Boshier was the subject of two recent exhibition, one of which—Strange Lands, which took place this past spring at Los Angeles’s Night Gallery—was a science fiction-inflected show of paintings that mixed extraterrestrial aliens, demons, zombies and centaurs, often in battle, with the sky blackened by bombers and helicopters.

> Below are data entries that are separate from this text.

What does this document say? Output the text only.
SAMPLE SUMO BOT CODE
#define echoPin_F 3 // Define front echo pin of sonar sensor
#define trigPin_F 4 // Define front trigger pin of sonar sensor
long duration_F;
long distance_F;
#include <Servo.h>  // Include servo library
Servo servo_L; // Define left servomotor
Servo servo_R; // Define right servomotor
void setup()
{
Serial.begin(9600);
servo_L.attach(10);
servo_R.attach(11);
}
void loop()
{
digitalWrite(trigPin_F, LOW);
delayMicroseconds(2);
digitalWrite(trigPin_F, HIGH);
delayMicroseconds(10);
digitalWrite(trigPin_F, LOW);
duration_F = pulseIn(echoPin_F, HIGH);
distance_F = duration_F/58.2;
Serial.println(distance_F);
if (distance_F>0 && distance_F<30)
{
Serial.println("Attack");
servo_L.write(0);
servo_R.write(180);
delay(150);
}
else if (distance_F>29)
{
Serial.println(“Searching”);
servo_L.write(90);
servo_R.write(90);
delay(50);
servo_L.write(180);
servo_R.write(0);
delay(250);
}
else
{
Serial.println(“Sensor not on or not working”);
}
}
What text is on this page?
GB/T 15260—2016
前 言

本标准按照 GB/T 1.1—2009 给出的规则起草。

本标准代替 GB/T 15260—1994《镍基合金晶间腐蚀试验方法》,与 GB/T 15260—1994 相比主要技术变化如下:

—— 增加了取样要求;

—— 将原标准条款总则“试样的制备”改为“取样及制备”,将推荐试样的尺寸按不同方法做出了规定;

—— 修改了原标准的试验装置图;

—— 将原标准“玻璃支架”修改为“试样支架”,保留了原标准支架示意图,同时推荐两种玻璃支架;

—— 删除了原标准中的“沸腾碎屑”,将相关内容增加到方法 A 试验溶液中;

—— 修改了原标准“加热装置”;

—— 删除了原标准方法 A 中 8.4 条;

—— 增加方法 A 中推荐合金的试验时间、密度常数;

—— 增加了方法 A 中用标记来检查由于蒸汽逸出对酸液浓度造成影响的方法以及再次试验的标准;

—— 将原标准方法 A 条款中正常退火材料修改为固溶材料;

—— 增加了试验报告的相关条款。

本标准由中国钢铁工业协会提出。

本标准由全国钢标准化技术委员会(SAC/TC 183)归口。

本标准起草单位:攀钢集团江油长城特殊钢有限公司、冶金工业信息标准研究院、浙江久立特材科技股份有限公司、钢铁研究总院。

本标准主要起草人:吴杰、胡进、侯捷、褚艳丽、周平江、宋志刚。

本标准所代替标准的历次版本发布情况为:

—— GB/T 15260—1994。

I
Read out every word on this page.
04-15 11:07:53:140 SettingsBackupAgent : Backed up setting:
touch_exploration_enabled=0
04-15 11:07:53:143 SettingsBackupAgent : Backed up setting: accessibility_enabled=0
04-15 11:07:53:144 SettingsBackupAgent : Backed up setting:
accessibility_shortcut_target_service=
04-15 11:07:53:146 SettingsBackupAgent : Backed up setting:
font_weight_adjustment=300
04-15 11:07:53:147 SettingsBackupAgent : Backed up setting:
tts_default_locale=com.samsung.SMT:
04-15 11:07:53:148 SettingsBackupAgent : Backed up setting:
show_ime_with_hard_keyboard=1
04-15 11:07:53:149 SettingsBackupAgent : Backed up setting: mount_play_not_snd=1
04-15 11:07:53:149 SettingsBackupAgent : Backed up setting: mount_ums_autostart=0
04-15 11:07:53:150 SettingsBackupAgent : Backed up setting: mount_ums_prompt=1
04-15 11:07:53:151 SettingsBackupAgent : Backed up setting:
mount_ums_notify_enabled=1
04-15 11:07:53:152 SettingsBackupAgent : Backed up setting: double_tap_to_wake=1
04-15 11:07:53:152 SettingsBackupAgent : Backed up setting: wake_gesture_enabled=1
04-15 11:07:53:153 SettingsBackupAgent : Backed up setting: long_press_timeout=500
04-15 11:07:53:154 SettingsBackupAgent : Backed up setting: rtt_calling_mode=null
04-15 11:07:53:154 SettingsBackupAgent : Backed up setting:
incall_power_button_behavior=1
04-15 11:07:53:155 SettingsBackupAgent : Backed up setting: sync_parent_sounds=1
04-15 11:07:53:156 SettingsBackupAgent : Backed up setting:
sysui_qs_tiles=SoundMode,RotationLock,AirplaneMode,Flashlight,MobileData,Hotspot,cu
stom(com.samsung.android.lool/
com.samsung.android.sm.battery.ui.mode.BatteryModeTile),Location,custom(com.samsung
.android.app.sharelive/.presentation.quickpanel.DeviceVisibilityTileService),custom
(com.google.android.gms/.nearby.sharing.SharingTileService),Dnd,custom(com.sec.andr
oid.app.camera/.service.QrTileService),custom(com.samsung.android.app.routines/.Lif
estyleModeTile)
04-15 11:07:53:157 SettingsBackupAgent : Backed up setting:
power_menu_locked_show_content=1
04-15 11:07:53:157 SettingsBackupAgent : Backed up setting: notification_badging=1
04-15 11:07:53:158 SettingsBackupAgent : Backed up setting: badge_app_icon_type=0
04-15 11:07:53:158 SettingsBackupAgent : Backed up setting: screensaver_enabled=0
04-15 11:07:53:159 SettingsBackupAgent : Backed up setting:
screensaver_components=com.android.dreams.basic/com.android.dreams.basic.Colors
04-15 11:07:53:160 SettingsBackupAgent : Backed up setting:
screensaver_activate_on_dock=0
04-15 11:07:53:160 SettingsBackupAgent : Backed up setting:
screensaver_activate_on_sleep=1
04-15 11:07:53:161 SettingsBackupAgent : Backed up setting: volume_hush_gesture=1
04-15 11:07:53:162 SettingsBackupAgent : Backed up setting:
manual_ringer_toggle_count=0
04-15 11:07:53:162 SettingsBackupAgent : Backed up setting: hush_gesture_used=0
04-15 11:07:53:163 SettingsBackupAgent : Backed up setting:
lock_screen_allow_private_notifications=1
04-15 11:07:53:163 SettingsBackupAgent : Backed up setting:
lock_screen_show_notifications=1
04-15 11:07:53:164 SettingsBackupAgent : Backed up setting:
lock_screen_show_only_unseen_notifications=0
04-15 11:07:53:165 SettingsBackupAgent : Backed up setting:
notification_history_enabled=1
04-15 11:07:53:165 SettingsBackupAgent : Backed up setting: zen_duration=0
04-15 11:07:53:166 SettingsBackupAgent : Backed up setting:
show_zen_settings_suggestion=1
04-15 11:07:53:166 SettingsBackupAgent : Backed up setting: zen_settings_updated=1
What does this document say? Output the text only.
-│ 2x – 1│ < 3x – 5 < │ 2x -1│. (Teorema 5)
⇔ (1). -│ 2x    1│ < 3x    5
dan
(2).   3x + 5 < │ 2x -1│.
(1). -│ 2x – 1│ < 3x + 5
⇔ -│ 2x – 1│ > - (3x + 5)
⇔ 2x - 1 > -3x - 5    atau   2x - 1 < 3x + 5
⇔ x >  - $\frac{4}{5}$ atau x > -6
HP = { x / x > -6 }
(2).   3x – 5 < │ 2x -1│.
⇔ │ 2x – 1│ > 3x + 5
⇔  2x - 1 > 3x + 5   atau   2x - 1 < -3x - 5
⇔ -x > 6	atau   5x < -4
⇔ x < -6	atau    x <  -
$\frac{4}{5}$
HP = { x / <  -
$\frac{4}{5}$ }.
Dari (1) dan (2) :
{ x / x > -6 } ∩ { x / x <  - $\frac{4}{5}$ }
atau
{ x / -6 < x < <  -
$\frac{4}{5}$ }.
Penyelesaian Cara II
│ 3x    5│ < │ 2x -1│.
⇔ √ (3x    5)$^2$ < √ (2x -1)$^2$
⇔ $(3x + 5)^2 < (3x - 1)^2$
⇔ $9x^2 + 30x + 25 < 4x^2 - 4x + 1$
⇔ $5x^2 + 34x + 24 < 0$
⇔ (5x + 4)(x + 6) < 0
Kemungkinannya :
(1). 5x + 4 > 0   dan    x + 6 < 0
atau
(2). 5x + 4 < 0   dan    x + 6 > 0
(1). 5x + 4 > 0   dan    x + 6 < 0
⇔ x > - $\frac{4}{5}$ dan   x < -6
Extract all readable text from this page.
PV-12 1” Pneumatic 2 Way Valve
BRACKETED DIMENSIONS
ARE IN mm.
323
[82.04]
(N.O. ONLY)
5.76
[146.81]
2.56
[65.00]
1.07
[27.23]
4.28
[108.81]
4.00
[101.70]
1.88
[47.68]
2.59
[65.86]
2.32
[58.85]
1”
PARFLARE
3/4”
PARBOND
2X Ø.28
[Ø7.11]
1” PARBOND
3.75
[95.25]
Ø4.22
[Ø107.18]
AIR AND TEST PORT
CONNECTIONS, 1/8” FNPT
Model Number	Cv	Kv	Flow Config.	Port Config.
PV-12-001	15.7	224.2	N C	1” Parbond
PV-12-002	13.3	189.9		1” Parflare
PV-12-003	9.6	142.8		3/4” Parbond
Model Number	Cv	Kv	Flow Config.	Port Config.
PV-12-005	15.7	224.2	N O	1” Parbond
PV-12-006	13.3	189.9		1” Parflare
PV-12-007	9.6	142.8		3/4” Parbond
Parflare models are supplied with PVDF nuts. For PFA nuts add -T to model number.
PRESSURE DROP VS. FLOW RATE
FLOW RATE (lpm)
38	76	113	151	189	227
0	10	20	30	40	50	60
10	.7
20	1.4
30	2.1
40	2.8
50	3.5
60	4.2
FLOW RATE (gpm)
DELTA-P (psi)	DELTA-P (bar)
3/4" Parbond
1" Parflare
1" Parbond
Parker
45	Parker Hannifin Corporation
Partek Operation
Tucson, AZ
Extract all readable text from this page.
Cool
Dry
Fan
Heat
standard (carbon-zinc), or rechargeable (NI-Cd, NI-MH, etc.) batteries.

It was the artist’s fourth show with Night Gallery since beginning to work with the gallery in 2013.
“It was inspiring to work with an artist who was so unwavering in his visual language while remaining intellectually fresh and never ceasing to surprise his audience,” Davida Nemeroff, Night Gallery’s owner, says. “He had the ability to examine and dissect popular culture over his lifetime, which made his work constantly relevant and poignant, while always bringing his unapologetic sense of humour to his work.”
A concurrent online exhibition with Garth Greenan Gallery, Drawn From Life, brought together a selection of Boshier’s drawings from 1962 to 2020.
In 1962, the year he graduated from the Royal Academy of Arts in London, Boshier was included in a BBC documentary Pop Goes the Easel, which identified him and a group of his classmates—including David Hockney, R.B. Kitaj, Frank Bowling, Allen Jones, Peter Blake, Peter Phillips and Pauline Boty—as a leading group of new voices in British Pop art. “The world’s in peril (and it’s not possible to) avoid being in politics, whether one likes it or not,” Boshier told the documentary’s director, Ken Russell, on screen.
An important influence on these and other British artists of the period was Richard Smith (1931-2016), who taught at the Royal Academy and travelled to the US in the late 1950s, bringing back to the UK information about Jasper Johns and other emerging artists who were incorporating popular images into their paintings.
Boshier’s old classmate Peter Phillips, now 85, recalls Boshier fondly. “We shared a flat in London for a while when we were students at the Royal College of Arts,” he says. “When I was the president of the Young Contemporaries 1961 exhibition, Derek was instrumental in helping make the show a success. Of course, that exhibition really catalysed the Pop art movement in England. A year later, we were featured in Ken Russell’s film, Pop Goes the Easel, along with Pauline Boty and Peter Blake. It was a ton of fun.”
Like his former classmate Peter Blake, who co-created the cover image for The Beatles’ Sgt. Pepper's Lonely Hearts Club Band album, Boshier gained worldwide attention for his work with British musical acts, such as his cover art for the David Bowie albums Lodger (1979) and Let’s Dance (1983). The pre-Photoshop photographic image of Bowie on Lodger shows him lying on his back with his nose bent and his legs in a twisted position as though he were Major Tom having fallen back to earth. In 1978, the punk group The Clash included reproductions of the artist’s paintings and drawings in its songbook Give ‘Em Enough Rope.
That connection with The Clash was the outcome of Boshier’s work as a teacher at London’s Central School of Art and Design during the early 1970s, where one of his students was John Mellor, who took on the name Joe Strummer when he formed his band.
- Derek Boshier; born Portsmouth, Hampshire, England, 1937; died Los Angeles, California, US, 5 September 2024.